I have been meaning to write about this topic for a while and an email from Paul Anderson galvanized me into action. Paul’s email involved a slightly different issue “… if the human has seen lots of false positives, there is an increased probability that a true positive will be misjudged as a false positive.”

In some companies developers are required to process each message generated by a tool. Now if a developer looses confidence in a tool it would look suspicious if at some point they simply flagged all subsequent warnings as false positives. What algorithm might such developers use to ‘recalibrate’, e.g., skipping over the next M warnings? This sounds like a problem in foraging theory and a possible topic for a future post.

Four years ago I started work as an adviser to the Monitoring Trustee appointed by the European Commission in the EU/Microsoft competition court case. The work revolved around the protocol specification documents being written by Microsoft; at the time these documents were super secret but they are now publicly available for download.

The EU case involved the server protocols, known as WSPP, (the US/Microsoft case involved the client protocols) and with so many of them, over 100, attempts were made to divide them into distinct subsets for licensing to third parties who might only be interested in specific functionality.

On starting one of the first things I did was to create a graph like the one below (this one was created by extracting document cross reference information, using PowerGREP, from the public specifications and plotting it using Graphviz). Each line in the plot represents a dependency between the two protocols whose name’s appear in the ellipsoid nodes (actually a cross reference link in the normative sections of one protocol document to another protocol document).

To simplify the diagram references to the ten most referenced protocol documents (i.e., MS-RPCE, MS-ADTS, MS-SMB, MS-KILE, MS-NLMP, MS-SPNG, MS-NRPC, MS-DRSR, MS-DCOM and MS-ADSC) have been excluded. The fact that these protocols are so pervasive is a good indicator of their core importance.

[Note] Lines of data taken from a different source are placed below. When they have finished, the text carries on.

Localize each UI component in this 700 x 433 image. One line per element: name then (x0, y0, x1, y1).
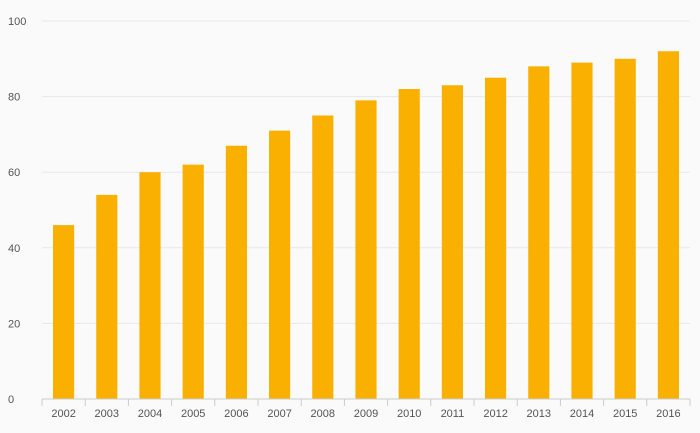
x-tick-label: 2004 (138, 408, 162, 420)
bar-2012 (485, 77, 507, 399)
bar-2003 (96, 194, 118, 399)
y-tick-label: 40 (8, 243, 20, 255)
bar-2015 (614, 58, 636, 400)
y-tick-label: 60 (8, 167, 20, 179)
x-tick-label: 2014 (570, 408, 594, 420)
x-tick-label: 2010 (397, 408, 421, 420)
x-tick-label: 2013 (527, 408, 551, 420)
bar-2010 (398, 89, 420, 399)
x-tick-label: 2016 (656, 408, 680, 420)
x-tick-label: 2003 (95, 408, 119, 420)
bar-2014 (571, 62, 593, 400)
bar-2006 (225, 145, 247, 399)
bar-2013 (528, 66, 550, 400)
x-tick-label: 2006 (224, 408, 248, 420)
x-tick-label: 2002 (51, 408, 75, 420)
bar-2009 (355, 100, 377, 399)
bar-2004 (139, 172, 161, 399)
y-tick-label: 80 (8, 92, 20, 104)
x-tick-label: 2008 (311, 408, 335, 420)
bars (53, 51, 679, 400)
bar-2007 (269, 130, 291, 399)
x-tick-label: 2015 (613, 408, 637, 420)
x-tick-label: 2007 (267, 408, 291, 420)
bar-2005 (182, 164, 204, 399)
y-tick-label: 100 (8, 16, 26, 28)
x-tick-label: 2011 (441, 408, 465, 420)
bar-2016 (657, 51, 679, 400)
x-tick-label: 2012 (483, 408, 507, 420)
y-axis: 0 20 40 60 80 100 (8, 16, 26, 406)
x-axis: 2002 2003 2004 2005 2006 2007 2008 2009 2010 2011… (41, 398, 691, 420)
bar-2008 (312, 115, 334, 399)
y-tick-label: 0 (8, 394, 14, 406)
bar-2002 (53, 225, 75, 399)
bar-2011 (441, 85, 463, 399)
x-tick-label: 2009 (354, 408, 378, 420)
x-tick-label: 2005 (181, 408, 205, 420)
y-tick-label: 20 (8, 318, 20, 330)
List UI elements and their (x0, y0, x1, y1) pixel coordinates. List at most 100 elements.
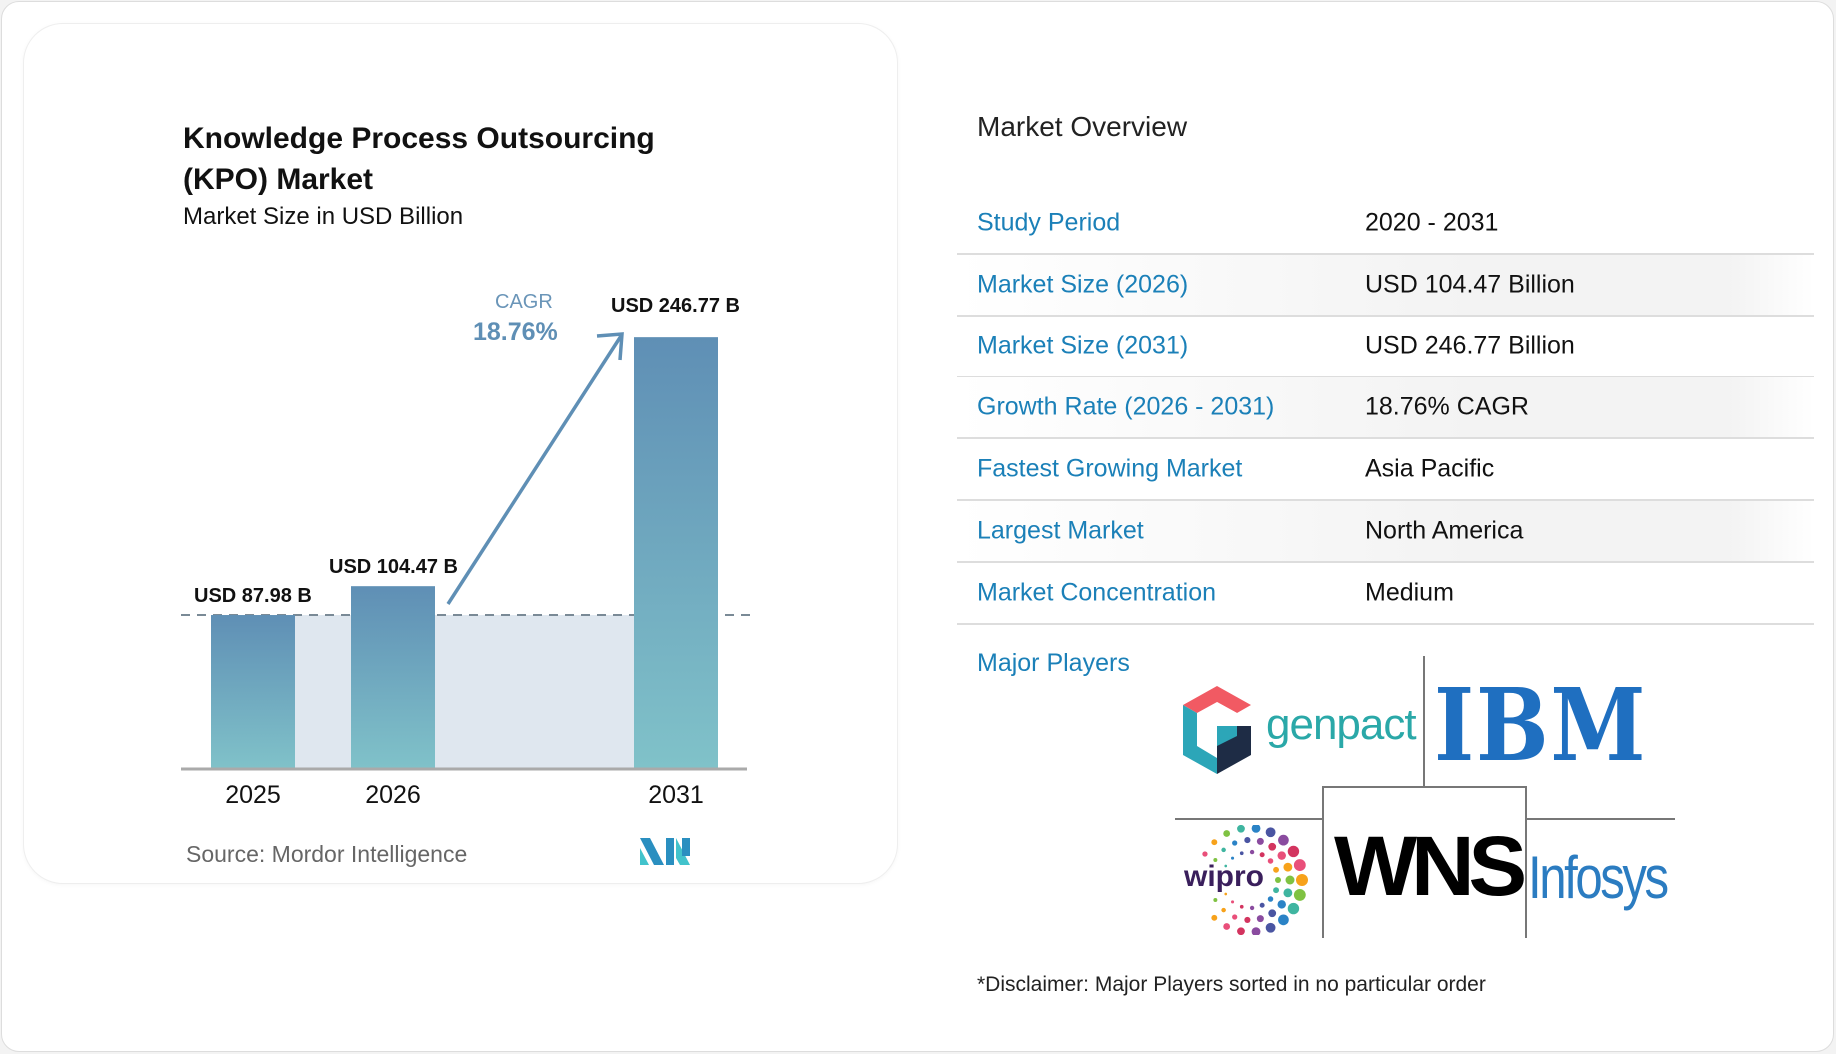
cagr-arrow-head-icon (596, 332, 624, 361)
wipro-dot (1267, 896, 1274, 902)
row-label: Study Period (977, 208, 1121, 237)
x-tick-label: 2025 (225, 781, 281, 809)
wipro-dot (1239, 904, 1244, 909)
wipro-dot (1224, 892, 1228, 896)
wipro-dot (1273, 887, 1280, 894)
row-value: Medium (1365, 578, 1454, 607)
row-value: North America (1365, 516, 1524, 545)
wipro-logo-icon (1202, 825, 1308, 935)
wipro-dot (1293, 888, 1306, 901)
wipro-dot (1249, 849, 1255, 855)
wipro-dot (1244, 916, 1251, 923)
divider (1175, 818, 1323, 820)
mordor-logo-icon (640, 838, 690, 865)
baseline-shade (211, 615, 718, 769)
row-value: 2020 - 2031 (1365, 208, 1499, 237)
bar-2031 (634, 337, 718, 769)
wipro-dot (1293, 859, 1306, 872)
row-value: Asia Pacific (1365, 454, 1495, 483)
wipro-dot (1256, 915, 1264, 923)
divider (1525, 818, 1675, 820)
wipro-dot (1259, 902, 1265, 908)
wipro-dot (1224, 864, 1228, 868)
wipro-dot (1237, 825, 1245, 833)
row-value: USD 246.77 Billion (1365, 331, 1575, 360)
wipro-dot (1211, 839, 1218, 846)
wipro-dot (1221, 847, 1226, 853)
overview-row: Market Size (2026) USD 104.47 Billion (957, 255, 1814, 317)
wipro-dot (1296, 874, 1308, 886)
divider (1423, 656, 1425, 787)
row-label: Growth Rate (2026 - 2031) (977, 392, 1275, 421)
wipro-dot (1277, 900, 1286, 909)
genpact-logo-icon (1183, 686, 1251, 774)
wipro-dot (1239, 851, 1244, 856)
overview-row: Fastest Growing Market Asia Pacific (957, 439, 1814, 501)
wipro-dot (1267, 858, 1274, 864)
wipro-dot (1268, 909, 1277, 918)
row-value: 18.76% CAGR (1365, 392, 1529, 421)
wipro-dot (1213, 898, 1218, 902)
chart-title: Knowledge Process Outsourcing (KPO) Mark… (183, 122, 655, 196)
bar-2025 (211, 615, 295, 769)
major-players-label: Major Players (977, 649, 1130, 677)
x-tick-label: 2031 (648, 781, 704, 809)
wipro-dot (1265, 922, 1276, 933)
bar-2026 (351, 586, 435, 769)
wipro-dot (1278, 914, 1289, 926)
row-value: USD 104.47 Billion (1365, 270, 1575, 299)
overview-row: Market Size (2031) USD 246.77 Billion (957, 316, 1814, 378)
wipro-dot (1268, 842, 1277, 851)
wipro-dot (1213, 858, 1218, 862)
wipro-dot (1265, 827, 1276, 838)
wipro-dot (1244, 837, 1251, 844)
cagr-label: CAGR (495, 291, 553, 313)
overview-row: Market Concentration Medium (957, 563, 1814, 625)
wipro-dot (1232, 840, 1238, 846)
wipro-dot (1259, 852, 1265, 858)
wipro-dot (1283, 862, 1293, 872)
overview-row: Study Period 2020 - 2031 (957, 193, 1814, 255)
wipro-dot (1231, 856, 1235, 860)
overview-row: Largest Market North America (957, 501, 1814, 563)
x-tick-label: 2026 (365, 781, 421, 809)
wipro-dot (1273, 866, 1280, 873)
wipro-dot (1275, 877, 1281, 883)
wipro-dot (1221, 907, 1226, 913)
wipro-dot (1283, 888, 1293, 898)
wipro-dot (1287, 902, 1300, 915)
overview-row: Growth Rate (2026 - 2031) 18.76% CAGR (957, 377, 1814, 439)
cagr-value: 18.76% (473, 318, 558, 346)
source-text: Source: Mordor Intelligence (186, 841, 468, 867)
genpact-logo-text: genpact (1266, 700, 1417, 749)
wipro-logo-text: wipro (1184, 860, 1264, 893)
row-label: Market Size (2031) (977, 331, 1189, 360)
wns-logo-text: WNS (1334, 819, 1527, 913)
value-label: USD 104.47 B (329, 556, 458, 578)
wipro-dot (1278, 834, 1289, 846)
row-label: Market Size (2026) (977, 270, 1189, 299)
wipro-dot (1211, 914, 1218, 921)
chart-subtitle: Market Size in USD Billion (183, 203, 464, 230)
wipro-dot (1202, 851, 1208, 857)
cagr-arrow (446, 335, 623, 605)
wipro-dot (1256, 837, 1264, 845)
row-label: Largest Market (977, 516, 1144, 545)
infosys-logo-text: Infosys (1528, 844, 1669, 911)
value-label: USD 87.98 B (194, 585, 312, 607)
row-label: Market Concentration (977, 578, 1217, 607)
disclaimer: *Disclaimer: Major Players sorted in no … (977, 973, 1486, 996)
wipro-dot (1285, 875, 1295, 885)
wipro-dot (1249, 905, 1255, 911)
value-label: USD 246.77 B (611, 295, 740, 317)
wipro-dot (1251, 825, 1261, 833)
wipro-dot (1232, 914, 1238, 920)
wipro-dot (1287, 845, 1300, 858)
market-overview-title: Market Overview (977, 111, 1188, 142)
bar-chart: USD 87.98 B 2025 USD 104.47 B 2026 USD 246.7… (181, 295, 752, 809)
wipro-dot (1237, 927, 1245, 935)
wipro-dot (1277, 851, 1286, 860)
row-label: Fastest Growing Market (977, 454, 1243, 483)
wipro-dot (1231, 900, 1235, 904)
wipro-dot (1223, 830, 1231, 837)
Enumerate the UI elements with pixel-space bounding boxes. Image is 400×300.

I was not surprised when I saw this graph. When new protocols were added to WSPP it would make sense for developers to make use of functionality provided by existing protocols, creating a dependency.

This extent of the dependencies between these protocol creates advantages and disadvantages for Microsoft. One advantage is that a potential competitor has to make a huge investment in implementing everything (so huge I don’t expect anybody will do it; Samba are nibbling away on a tiny corner); it does not look like its possible to focus on just the most profitable ones. One disadvantage is that these dependencies will make it very difficult for Microsoft to make substantive changes to their protocols.

Do other collections of networking protocols have similar amounts of dependencies between protocols? I don’t know of any analysis that attempts to answer this question. One problem with analyzing the so called ‘open’ protocols like the RFCs is that the quality of the documentation is not that good, with developers often relying on the source code of existing implementations to fill in any missing details.